While program participants look to the students and supervisors for their expertise, it seems they also have a great deal to contribute. Hales explained. “It was very interesting to learn about the common obstacles that community members face when trying to change their diets and activity habits, especially when it comes to the social environment, for example, relationships, interactions and events with family and friends.”
In that same vein, Hales shared an experience about a retired woman who lived alone. “She told us she considered other participants in the program to be part of her social network. The program was really great for her. She always showed up to the weekly meetings with sheer accountability for herself and her peers.”
Hales laughed as she recalled a time when the woman got to class just a few minutes late, and as she opened the door, announced, “Y'all,” she said to everyone, “I didn't think I was going to make it today. But I’m here, and I’m ready. Let's get to it!”

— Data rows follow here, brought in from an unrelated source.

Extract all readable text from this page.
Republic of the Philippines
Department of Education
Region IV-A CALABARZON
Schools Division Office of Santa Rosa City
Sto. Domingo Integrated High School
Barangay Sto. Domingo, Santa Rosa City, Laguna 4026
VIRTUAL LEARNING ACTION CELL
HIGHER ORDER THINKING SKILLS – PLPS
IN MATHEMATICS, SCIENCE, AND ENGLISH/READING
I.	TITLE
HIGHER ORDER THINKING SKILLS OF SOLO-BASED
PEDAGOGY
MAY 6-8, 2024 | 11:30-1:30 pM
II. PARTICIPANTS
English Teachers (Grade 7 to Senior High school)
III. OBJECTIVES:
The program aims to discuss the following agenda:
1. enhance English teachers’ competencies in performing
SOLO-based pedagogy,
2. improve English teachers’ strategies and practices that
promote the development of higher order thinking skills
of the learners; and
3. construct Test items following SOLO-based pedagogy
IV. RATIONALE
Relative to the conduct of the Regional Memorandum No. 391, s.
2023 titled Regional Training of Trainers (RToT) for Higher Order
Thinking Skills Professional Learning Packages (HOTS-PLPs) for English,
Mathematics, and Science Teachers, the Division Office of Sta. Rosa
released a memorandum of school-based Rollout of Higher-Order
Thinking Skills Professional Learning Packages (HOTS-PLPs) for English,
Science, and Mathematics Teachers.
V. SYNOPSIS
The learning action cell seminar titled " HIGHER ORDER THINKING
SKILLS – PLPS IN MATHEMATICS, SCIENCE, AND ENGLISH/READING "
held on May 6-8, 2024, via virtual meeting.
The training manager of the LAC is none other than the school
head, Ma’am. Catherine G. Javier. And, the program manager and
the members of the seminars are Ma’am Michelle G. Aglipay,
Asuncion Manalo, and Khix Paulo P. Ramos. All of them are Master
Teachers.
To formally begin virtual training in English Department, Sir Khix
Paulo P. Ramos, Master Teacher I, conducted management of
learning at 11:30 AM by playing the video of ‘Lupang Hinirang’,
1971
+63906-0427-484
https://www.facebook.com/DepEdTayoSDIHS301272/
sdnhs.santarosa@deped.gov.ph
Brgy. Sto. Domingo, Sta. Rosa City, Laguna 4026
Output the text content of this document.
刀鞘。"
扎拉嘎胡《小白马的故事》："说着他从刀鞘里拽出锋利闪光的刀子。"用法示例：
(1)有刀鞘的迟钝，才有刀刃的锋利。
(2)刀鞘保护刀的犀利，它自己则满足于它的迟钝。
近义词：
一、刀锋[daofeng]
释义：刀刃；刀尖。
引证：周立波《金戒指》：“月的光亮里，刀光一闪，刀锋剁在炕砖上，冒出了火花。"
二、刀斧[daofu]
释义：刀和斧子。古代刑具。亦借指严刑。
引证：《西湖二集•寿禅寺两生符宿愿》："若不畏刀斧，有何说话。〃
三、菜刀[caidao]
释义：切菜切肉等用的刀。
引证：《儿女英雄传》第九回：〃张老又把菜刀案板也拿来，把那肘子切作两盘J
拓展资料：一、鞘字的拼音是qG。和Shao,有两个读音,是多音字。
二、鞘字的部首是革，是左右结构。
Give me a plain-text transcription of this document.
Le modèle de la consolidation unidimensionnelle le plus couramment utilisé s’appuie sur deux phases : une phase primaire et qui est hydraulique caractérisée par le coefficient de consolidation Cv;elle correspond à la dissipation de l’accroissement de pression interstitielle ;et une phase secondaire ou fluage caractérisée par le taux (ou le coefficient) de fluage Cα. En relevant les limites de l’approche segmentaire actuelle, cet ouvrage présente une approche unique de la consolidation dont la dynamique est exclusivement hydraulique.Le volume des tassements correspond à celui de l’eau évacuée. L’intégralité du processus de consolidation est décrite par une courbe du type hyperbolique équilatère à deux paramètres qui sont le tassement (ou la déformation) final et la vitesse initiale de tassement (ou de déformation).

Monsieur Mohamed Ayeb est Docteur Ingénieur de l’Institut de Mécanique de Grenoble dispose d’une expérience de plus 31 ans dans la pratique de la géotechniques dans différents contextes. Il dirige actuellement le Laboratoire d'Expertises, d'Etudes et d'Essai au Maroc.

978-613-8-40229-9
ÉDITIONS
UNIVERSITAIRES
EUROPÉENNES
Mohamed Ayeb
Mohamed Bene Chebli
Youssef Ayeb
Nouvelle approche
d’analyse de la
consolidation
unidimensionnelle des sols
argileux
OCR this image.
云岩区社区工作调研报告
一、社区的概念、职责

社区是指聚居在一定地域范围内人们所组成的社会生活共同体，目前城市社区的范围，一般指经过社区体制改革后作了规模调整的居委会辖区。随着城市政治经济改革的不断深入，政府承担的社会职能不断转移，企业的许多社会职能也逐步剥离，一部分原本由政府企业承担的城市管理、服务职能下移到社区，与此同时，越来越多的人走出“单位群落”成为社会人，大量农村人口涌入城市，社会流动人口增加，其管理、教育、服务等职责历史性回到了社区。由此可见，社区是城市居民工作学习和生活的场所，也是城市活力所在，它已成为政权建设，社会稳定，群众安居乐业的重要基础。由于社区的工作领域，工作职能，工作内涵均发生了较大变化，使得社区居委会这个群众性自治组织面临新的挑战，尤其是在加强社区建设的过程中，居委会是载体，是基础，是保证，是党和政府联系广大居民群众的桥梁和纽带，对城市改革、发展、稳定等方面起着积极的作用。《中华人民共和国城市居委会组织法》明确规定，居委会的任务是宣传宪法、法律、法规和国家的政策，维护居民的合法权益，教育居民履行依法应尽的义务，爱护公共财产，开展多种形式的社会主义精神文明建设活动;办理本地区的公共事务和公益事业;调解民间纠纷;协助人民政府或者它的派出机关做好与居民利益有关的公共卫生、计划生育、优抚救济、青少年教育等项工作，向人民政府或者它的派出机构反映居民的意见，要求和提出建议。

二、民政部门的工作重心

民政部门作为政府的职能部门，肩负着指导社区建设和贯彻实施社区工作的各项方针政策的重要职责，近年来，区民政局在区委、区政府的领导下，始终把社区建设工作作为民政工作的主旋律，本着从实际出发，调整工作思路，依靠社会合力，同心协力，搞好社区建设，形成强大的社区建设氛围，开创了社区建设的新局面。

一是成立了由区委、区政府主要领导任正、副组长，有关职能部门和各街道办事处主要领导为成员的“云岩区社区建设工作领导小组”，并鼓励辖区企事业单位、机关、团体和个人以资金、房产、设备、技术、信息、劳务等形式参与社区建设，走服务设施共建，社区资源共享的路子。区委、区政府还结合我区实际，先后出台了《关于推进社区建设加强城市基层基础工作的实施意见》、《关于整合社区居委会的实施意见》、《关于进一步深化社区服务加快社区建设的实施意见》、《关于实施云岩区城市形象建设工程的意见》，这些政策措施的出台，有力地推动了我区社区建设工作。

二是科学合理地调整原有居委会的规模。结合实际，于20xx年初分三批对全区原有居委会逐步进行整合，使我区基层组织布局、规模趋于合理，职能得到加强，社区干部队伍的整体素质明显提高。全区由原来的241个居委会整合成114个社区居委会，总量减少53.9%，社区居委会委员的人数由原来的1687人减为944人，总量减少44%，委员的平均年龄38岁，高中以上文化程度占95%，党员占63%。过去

Hales explained they give each patient a binder to help keep track of the information they receive while involved in the program. So when that same participant came to a meeting with additional tips on portion control, the supervisors and participants were ecstatic. Hales said she began rattling off ways to aid in healthier portion control by using smaller plates, bowls and Tupperware.
“She was a pleasure to work with, and I’m sure others in the class would have emphatically agreed,” said Hales.
Shannon Blair, a College of Medicine student involved in LEAN for Life, said she, too, had much to learn from participants.
“The group we had last spring was especially impressive in their commitment to holding one another accountable for coming to class and reinforcing the positive effects of social support for weight management,” Blair said. “It was cool to see them all exchanging contact information, even as the program concluded.”
The program promotes ways for the participants to live healthier lives so that in addition to losing weight, they can better manage chronic health issues such as diabetes and hypertension. During the classes, they learn effective exercises they can do at home without extra equipment and how to make their favorite recipes healthier.
Blair expressed how grateful she is to be an integral part of such a dynamic program. “This environment provides a unique opportunity to apply basic science principles learned in class, nutrition guidelines, as well as risk factors for disease and pathology, in very tangible ways for participants. It’s rewarding to directly see them work to achieve their goals.”
She’s also been able to utilize techniques and strategies taught in LEAN for Life to make recommendations to family members and friends who have an interest in making healthier choices. She is committed to making a difference in the lives of those who need this resource.
“Access to accurate health information and health care services in general are huge barriers to health that unfortunately plague a lot of the country. Charleston is no exception, but LEAN for Life is trying to help fill some of those gaps.”Hales said that LEAN for Life provides an opportunity for Charleston residents to participate in free transformative classes that run eight to 10 weeks. If clinicians or practitioners have patients who would be interested, Hales hopes they will share the program’s information with them or contact her at 843-792-CARE. Participants must be 18 years of age or older, qualify as low income and have a body mass index greater than or equal to 25.